«Io? Resterei in D»

L’intervista a Mauro Milanese: «Perdita d’identità e settore giovanile sono rischi concreti di un’operazione del genere»

Un presente che racconta due storie di ricostruzione simili, un passato comune fatto di gioie e di successi. Il filo che unisce Mauro Milanese al Varese è sempre forte, indissolubile, ignaro del tempo e della distanza. Il 12 aprile scorso Mauro è diventato il nuovo proprietario della Triestina, salvandola prima dal fallimento e poi sul campo dalla retrocessione in Eccellenza. Un capolavoro che ora andrà finalizzato con una forte rinascita che appare molto simile a quella che ha accompagnato il Varese per tutta stagione scorsa. Una Triestina che riprenderà il filo dalla Serie D, senza perdersi in voli pindarici. Qui Mauro Milanese, fresco papà di Maddalena (auguri!), ci fa un primo punto della situazione sulla sua nuova avventura.

Ho rilevato la società il 12 aprile, c’era il rischio di fallimento con la conseguente retrocessione in terza categoria, e siamo riusciti a sventarlo. Successivamente, nonostante i migliori giocatori si fossero svincolati ed il mercato fosse chiuso, ci siamo salvati sul campo con una squadra modesta. La media degli spettatori era di duecento persone, ne sono arrivate cinquemila a fine campionato. Ci sono tante cose da fare, partendo dalla ricostruzione del settore giovanile e dei primi calci. Dopo quattro/cinque anni di fallimenti ed insuccessi, è importante ripartire anche dai campetti di provincia, del triveneto, per ritrovare la sete di vittoria, l’attaccamento.

Andare subito in Lega Pro piacerebbe a tutti, ma ora non è possibile. Metterei la firma per riuscirci in due anni, in occasione del centenario della Triestina, avendo tempo per strutturarci un po’ prima. Quando arrivi dopo un fallimento trovi i cocci per terra, devi pulire, spazzare via la polvere. Una situazione simile a quella che ha trovato il Varese poco meno di un anno fa. Ammetto che mi sarebbe piaciuto vedere una ricostruzione parallela, per incontrarci magari presto in Lega Pro da buoni amici. Però ho saputo che stanno provando ad ottenere l’ammissione diretta assieme ad un’altra società.

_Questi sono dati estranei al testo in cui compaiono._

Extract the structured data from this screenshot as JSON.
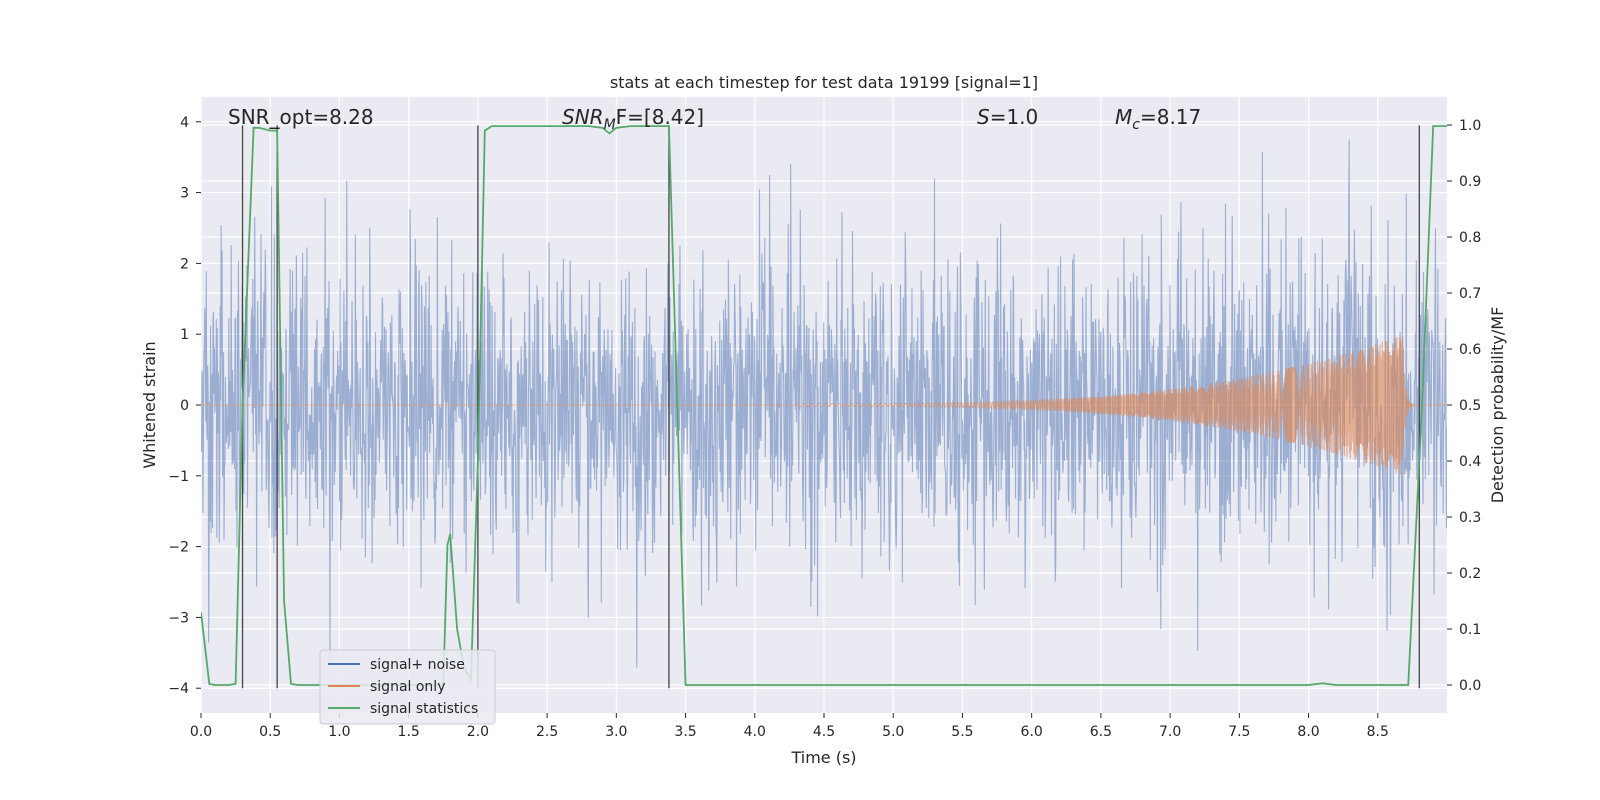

Penso che la questione sia puramente economica; voglio dire, se hai i soldi per investire e per garantirti una Lega Pro di buon livello, perché non provare a farlo? Dipende quale è il budget attuale della società e dove vuole arrivare. Se c’è ambizione e se l’aspetto finanziario te lo consente, si può fare. Le categorie si possono saltare, non è la prima volta che capita, ma le valutazioni sono economiche in casi come questo: se arriva un imprenditore importante a cui la Serie D sta stretta ed ha la forza sufficiente per provare il salto, è una scelta che ha un suo senso a patto che non sia dettata solo dalla fretta di salire.

Devo essere sincero? No, non lo farei. Anche perché, senza girarci attorno, la situazione attuale della Triestina non me lo permetterebbe. Sono sempre dell’idea che non vada fatto il passo più lungo della gamba, ma non avendo davanti i parametri del Varese non posso giudicare con esattezza. Però vincere sul campo senza che nessuno ti regali nulla a mio parere regala molta più soddisfazione. Ma immagino che il Varese abbia fatto le dovute valutazioni, anche del fatto che ci potrebbe essere una perdita di identità unendosi ad una società piemontese e anche del fatto che ci sarebbe un settore giovanile da rimettere in piedi. A proposito, mi spiace molto per la separazione con il mio amico Giorgio Scapini. Ripeto però, mi sarebbe piaciuta l’idea di una ricostruzione parallela di Varese e Triestina, magari ci troveremo comunque in Lega Pro.